Too bad the internet browsers haven’t deployed waybackmachine.org for 404 links at their core, if it did we could have just asked archive.org to archive all the current github.com/fastai/fastai/ and get users to find the data still after the rename. I use a firefox plugin that does that for me automatically and it’s super handy (except not all data is archived), so I make a point of telling archive.org to make a snapshot when I find something worthy of finding in the future.

Just thinking aloud…

After thinking about it more, I don’t think this is really acceptable. I don’t think it matters whether repo name and package name match. Indeed, to support multiple languages and/or backends it’s inevitable, unless the package names redundantly include the language name, which we certainly wouldn’t want!

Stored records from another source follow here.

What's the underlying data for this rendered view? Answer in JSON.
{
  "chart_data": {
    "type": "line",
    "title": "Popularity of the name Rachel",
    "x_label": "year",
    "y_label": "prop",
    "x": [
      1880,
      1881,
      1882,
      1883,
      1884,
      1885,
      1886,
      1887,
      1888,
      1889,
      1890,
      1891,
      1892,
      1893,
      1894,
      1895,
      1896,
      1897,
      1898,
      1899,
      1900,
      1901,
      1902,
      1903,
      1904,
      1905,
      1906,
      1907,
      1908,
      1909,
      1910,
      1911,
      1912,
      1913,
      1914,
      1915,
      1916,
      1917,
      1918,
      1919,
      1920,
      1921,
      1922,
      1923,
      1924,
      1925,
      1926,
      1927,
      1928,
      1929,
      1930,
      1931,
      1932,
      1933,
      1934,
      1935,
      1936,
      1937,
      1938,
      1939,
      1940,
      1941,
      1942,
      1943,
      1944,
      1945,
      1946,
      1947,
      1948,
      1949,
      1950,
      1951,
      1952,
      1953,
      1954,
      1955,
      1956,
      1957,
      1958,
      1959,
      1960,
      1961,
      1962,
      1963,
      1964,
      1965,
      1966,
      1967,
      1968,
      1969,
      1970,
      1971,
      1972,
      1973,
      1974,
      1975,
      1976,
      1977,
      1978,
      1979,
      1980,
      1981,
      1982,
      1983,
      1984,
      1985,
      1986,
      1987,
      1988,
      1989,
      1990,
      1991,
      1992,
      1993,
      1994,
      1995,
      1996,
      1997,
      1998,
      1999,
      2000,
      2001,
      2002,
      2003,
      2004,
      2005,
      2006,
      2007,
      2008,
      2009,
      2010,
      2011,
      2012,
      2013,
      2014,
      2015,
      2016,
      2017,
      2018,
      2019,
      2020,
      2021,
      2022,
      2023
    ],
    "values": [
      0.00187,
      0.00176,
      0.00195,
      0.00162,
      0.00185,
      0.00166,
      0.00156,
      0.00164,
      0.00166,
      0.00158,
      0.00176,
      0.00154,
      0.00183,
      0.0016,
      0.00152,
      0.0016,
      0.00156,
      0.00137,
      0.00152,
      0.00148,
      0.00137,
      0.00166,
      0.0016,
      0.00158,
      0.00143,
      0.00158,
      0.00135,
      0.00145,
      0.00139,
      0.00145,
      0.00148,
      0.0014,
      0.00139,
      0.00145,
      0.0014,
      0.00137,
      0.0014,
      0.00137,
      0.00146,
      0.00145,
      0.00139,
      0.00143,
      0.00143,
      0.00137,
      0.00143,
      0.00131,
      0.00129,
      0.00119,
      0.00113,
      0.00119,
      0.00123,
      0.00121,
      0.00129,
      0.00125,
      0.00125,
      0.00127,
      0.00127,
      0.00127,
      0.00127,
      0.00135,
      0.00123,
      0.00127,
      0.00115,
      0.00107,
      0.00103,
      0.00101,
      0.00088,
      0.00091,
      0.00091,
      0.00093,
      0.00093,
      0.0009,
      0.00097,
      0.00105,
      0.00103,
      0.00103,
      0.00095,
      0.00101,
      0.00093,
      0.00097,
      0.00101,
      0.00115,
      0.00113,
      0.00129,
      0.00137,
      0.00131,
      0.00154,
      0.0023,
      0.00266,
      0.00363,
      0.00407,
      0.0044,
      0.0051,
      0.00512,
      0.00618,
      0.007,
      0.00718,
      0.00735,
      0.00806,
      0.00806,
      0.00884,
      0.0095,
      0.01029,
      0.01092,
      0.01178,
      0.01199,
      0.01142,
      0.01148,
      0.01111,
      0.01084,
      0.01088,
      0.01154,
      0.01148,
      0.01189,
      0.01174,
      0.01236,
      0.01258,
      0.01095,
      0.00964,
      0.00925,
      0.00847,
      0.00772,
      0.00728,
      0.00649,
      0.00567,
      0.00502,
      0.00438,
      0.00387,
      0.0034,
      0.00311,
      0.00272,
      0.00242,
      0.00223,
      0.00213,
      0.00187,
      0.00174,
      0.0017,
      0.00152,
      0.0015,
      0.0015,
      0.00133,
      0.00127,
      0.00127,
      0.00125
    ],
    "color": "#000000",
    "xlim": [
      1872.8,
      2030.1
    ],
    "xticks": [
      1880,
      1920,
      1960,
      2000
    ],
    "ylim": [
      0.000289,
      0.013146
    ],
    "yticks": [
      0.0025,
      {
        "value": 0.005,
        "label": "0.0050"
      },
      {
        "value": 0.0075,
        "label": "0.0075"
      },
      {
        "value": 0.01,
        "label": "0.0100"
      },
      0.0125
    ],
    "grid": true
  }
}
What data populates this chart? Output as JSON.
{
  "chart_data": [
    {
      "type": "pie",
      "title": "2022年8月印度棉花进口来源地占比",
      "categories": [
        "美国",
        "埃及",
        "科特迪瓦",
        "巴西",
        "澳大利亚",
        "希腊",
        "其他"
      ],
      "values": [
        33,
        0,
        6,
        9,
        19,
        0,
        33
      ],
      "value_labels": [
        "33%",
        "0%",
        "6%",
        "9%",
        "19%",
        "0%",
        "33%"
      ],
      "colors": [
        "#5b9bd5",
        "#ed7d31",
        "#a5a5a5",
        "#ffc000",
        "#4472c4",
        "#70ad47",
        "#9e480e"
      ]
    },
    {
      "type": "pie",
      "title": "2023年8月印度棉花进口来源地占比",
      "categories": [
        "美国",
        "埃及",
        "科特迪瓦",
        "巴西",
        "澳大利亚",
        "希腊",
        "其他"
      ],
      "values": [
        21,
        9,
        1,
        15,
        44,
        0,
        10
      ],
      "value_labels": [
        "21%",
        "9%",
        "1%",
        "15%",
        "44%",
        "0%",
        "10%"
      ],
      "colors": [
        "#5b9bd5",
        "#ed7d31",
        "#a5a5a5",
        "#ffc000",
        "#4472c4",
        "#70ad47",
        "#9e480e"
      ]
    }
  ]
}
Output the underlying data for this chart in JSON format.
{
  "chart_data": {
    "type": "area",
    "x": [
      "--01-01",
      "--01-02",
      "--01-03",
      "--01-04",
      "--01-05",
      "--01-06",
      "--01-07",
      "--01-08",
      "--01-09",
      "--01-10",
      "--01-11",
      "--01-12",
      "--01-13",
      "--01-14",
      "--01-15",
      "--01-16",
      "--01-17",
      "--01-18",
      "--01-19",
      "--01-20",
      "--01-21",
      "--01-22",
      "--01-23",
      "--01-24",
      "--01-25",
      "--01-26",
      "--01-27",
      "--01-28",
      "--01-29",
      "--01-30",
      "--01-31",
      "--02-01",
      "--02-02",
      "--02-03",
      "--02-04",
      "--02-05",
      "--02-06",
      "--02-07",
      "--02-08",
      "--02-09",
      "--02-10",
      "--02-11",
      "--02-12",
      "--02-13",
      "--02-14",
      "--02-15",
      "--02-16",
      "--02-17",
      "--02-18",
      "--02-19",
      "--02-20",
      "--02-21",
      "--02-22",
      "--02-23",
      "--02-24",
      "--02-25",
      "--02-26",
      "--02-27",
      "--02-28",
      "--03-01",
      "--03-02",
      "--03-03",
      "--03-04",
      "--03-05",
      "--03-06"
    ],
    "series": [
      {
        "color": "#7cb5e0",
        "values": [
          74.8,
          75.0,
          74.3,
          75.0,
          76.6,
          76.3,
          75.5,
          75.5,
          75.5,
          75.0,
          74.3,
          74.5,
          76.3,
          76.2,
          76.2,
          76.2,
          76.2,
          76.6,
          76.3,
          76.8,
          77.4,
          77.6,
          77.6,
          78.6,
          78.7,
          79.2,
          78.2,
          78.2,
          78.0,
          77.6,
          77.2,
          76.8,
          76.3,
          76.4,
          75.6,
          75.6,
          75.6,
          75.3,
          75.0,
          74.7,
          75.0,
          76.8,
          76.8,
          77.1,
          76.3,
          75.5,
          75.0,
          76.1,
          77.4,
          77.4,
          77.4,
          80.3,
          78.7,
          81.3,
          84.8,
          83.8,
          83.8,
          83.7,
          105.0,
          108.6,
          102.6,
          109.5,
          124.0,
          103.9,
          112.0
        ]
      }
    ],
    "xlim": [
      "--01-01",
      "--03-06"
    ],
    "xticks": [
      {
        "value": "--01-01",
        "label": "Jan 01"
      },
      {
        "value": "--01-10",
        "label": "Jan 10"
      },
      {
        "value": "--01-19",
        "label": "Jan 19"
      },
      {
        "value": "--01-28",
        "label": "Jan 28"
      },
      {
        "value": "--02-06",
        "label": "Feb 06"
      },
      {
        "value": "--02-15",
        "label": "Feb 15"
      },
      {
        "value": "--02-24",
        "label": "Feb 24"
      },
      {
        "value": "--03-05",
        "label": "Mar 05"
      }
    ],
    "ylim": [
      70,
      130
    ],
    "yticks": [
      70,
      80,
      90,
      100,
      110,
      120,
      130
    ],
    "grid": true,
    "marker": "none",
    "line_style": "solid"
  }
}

I don’t completely follow the logic of the last sentence. The way I understood it, is that you’re proposing:

repo name         package name   module name
---------------------------------------
fastai_pytorch    fastai         fastai
fastai_tensorflow fastai         fastai
fastai_cntk       fastai         fastai

If yes, I can’t see how that would work.

Unless you meant something else in the last sentence. For me visual examples are always better than words :wink:
And perhaps let’s stick for just python front-end for now, leaving other languages for later.

That’s true. I was thinking of fastai_swift and fastai_js. I’m not quite sure how different backends within the same language will work, or if they would have different repos. I’d guess they’ll share a repo, because I’d hope they’d share a lot of code. We’ll see…

If the foundation of the current fastai incarnation is torch, how do you imagine using in parallel tensorflow for example - unless you add an abstraction layer which would probably make things very complex internally, no?

p.s. And please let me know at any point if you feel this discussion is not very useful, I’m happy to stop the brainstorming at any time. I’m also hoping that other developers would share their insights.

I’m definitely not going to break links to the previous material. So solutions within that constraint are welcome. I think fastai_pytorch is fine, but I’m not wedded to it.

I was rather hoping to steal or port pytorch’s DataLoader, and that most if not all of the tensor ops will work equally well with either backend (they are both numpy compatible slicing and operations), which would cover quite a bit of stuff already. But I don’t think we’ll know whether that will work in practice until if/when we try it.